Ich glaub, fürs erste reichts erst mal mit meiner Fragerei.Später fällt mir sicher noch die eine oder andere Frage ein.
Gruß Mario


----------



## vaaberg (6. Januar 2008)

*AW: australien ostküste*

Neuseeland ist ja auch was völlig anderes.
War zweimal 8 Wochen in Down Under. Erstemal(Jan-Febr.) hatte ich keine Zeit zum angeln, es gab genug zum sehen und Fotografieren. Allrad mieten und in die Pampa - das ist stark.
Sydney -Port Augusta-Coberpeddy - Alice, dann Richtung Cairns und weiter nach Süden.
Cairns ging nicht wegen Hochwasser und die Saltis fingen Katzen und Hunde.
Zweite Tour(Okt.Nov.) Perth - Richtung Süden wegen der Frühjahrsblumenblüte über Port Augusta wieder Alice aber dann Darwin, Broome usw.nach Perth zurück. Jedesmal Ulu Ru und die Olgas, aber zu Fuß herum und nicht rauf.  Zum angeln war´s mir zu warm, habe lediglich ein paar Amis einen ca. 10 kg Baramundi filetiert.
Mein Rat: eine sehr gute Telerute max. 3,--mtr.  mit Rolle und 0,40 Mono oder 0,18 geflochtener(Braided). Ich habe eine, die passt in den großen Koffer. Schlepp bloss nicht soviel Tackle mit. Mit einem Aussi war ich schleppen, war schon stark mit zwei 150er Yam. hinten dran, gefangen in 3 Stunden nix !
Köder am besten vor Ort auskundschaften.
*Das Womo darf nicht vom Asphalt runter!!!! *Aber es gibt ja schlaue Leute. Von Alice aus mal nen Toyota und ins Palmvalley. Da standen dann zwei schlaue in einem riesen Sandsee, eingegraben bis an die Türen - MIT EINEM WOHNMOBIL ! Die waren sauer das ich sie nicht rausgezogen ´habe. An dem Loch musst Du auch mit Toyo volle Kanne durch, anhalten ist tödlich.
Die Hirnis mit dem Womo hatten noch nicht mal ein Handy dabei. In Hermannsburg(15km) ist ne Abori - Siedlung und die haben nen Abschlepper mit jede Menge Seil an der Winde. Aber in den Sand sind die auch nicht rein. Für das rausziehen konnten die Hirnis  eigentlich 3 Wochen längerbleiben.#q

Niemals in ein Sandloch fahren und stehenbleiben.
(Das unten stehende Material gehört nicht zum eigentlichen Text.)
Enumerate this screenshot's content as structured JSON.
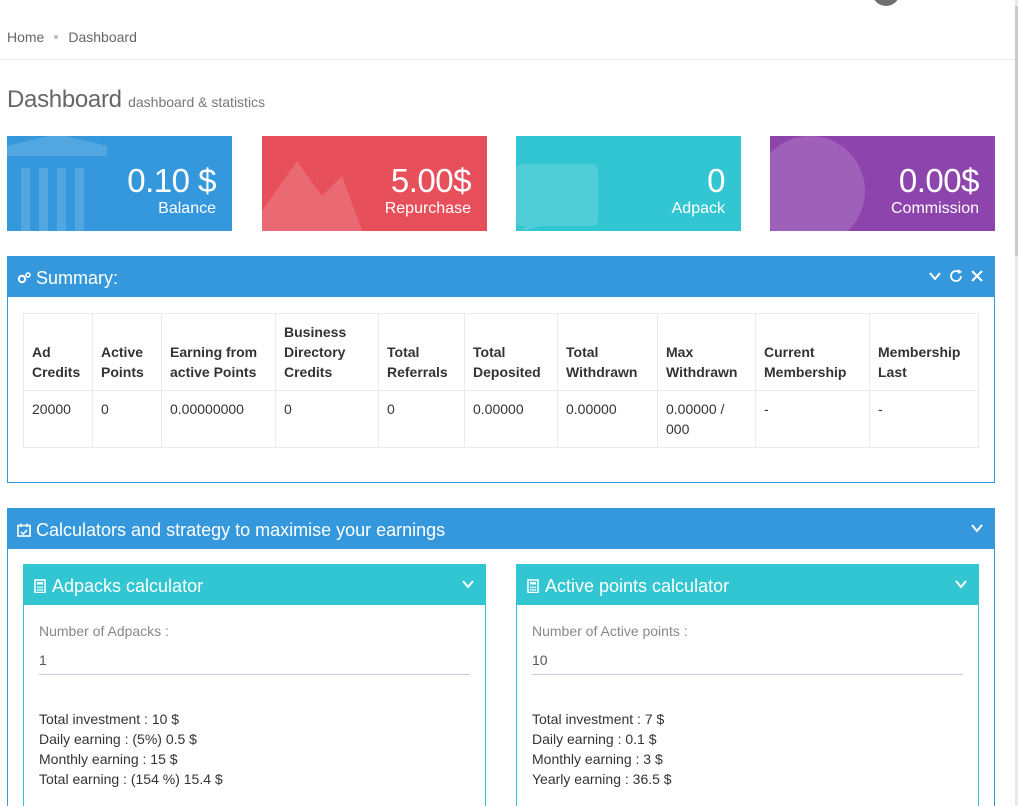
{
  "breadcrumb": {
    "home": "Home",
    "current": "Dashboard"
  },
  "page": {
    "title": "Dashboard",
    "subtitle": "dashboard & statistics"
  },
  "stats": [
    {
      "value": "0.10 $",
      "label": "Balance",
      "color": "#3598dc",
      "icon": "bank-icon"
    },
    {
      "value": "5.00$",
      "label": "Repurchase",
      "color": "#e7505a",
      "icon": "chart-icon"
    },
    {
      "value": "0",
      "label": "Adpack",
      "color": "#32c5d2",
      "icon": "comments-icon"
    },
    {
      "value": "0.00$",
      "label": "Commission",
      "color": "#8e44ad",
      "icon": "globe-icon"
    }
  ],
  "summary": {
    "title": "Summary:",
    "headers": [
      "Ad Credits",
      "Active Points",
      "Earning from active Points",
      "Business Directory Credits",
      "Total Referrals",
      "Total Deposited",
      "Total Withdrawn",
      "Max Withdrawn",
      "Current Membership",
      "Membership Last"
    ],
    "row": [
      "20000",
      "0",
      "0.00000000",
      "0",
      "0",
      "0.00000",
      "0.00000",
      "0.00000 / 000",
      "-",
      "-"
    ]
  },
  "strategy": {
    "title": "Calculators and strategy to maximise your earnings"
  },
  "adpacks_calc": {
    "title": "Adpacks calculator",
    "field_label": "Number of Adpacks :",
    "field_value": "1",
    "results": [
      "Total investment : 10 $",
      "Daily earning : (5%) 0.5 $",
      "Monthly earning : 15 $",
      "Total earning : (154 %) 15.4 $"
    ]
  },
  "points_calc": {
    "title": "Active points calculator",
    "field_label": "Number of Active points :",
    "field_value": "10",
    "results": [
      "Total investment : 7 $",
      "Daily earning : 0.1 $",
      "Monthly earning : 3 $",
      "Yearly earning : 36.5 $"
    ]
  },
  "colors": {
    "blue": "#3598dc",
    "teal": "#32c5d2",
    "red": "#e7505a",
    "purple": "#8e44ad"
  }
}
Und nach Australien zum Angeln  - auch beim nächstenmal nicht.


----------



## dorschkiller666 (11. Januar 2008)

*AW: australien ostküste*

*Vaaberg, schön das du geantwortest hast. nur leider bist du überhaupt nicht auf meine fragen eingegangen, ich wollte nicht wissen, wo du schon überall warst, sondern brauche tipps für meine tour. also erst mal die frage durchlesen undwenn jemand einen hilfreichen rat hat immer her damit.
gruß mario!
*


----------



## Stonie (11. Januar 2008)

*AW: australien ostküste*

Hallo Mario,

ich war 1 Jahr in OZ und bin mit dem eigenen VAN die komplette Küste abgereist :vik:

War auch etwa 4 Monate an der Ostküste unterwegs und kann dir sicher Tips geben !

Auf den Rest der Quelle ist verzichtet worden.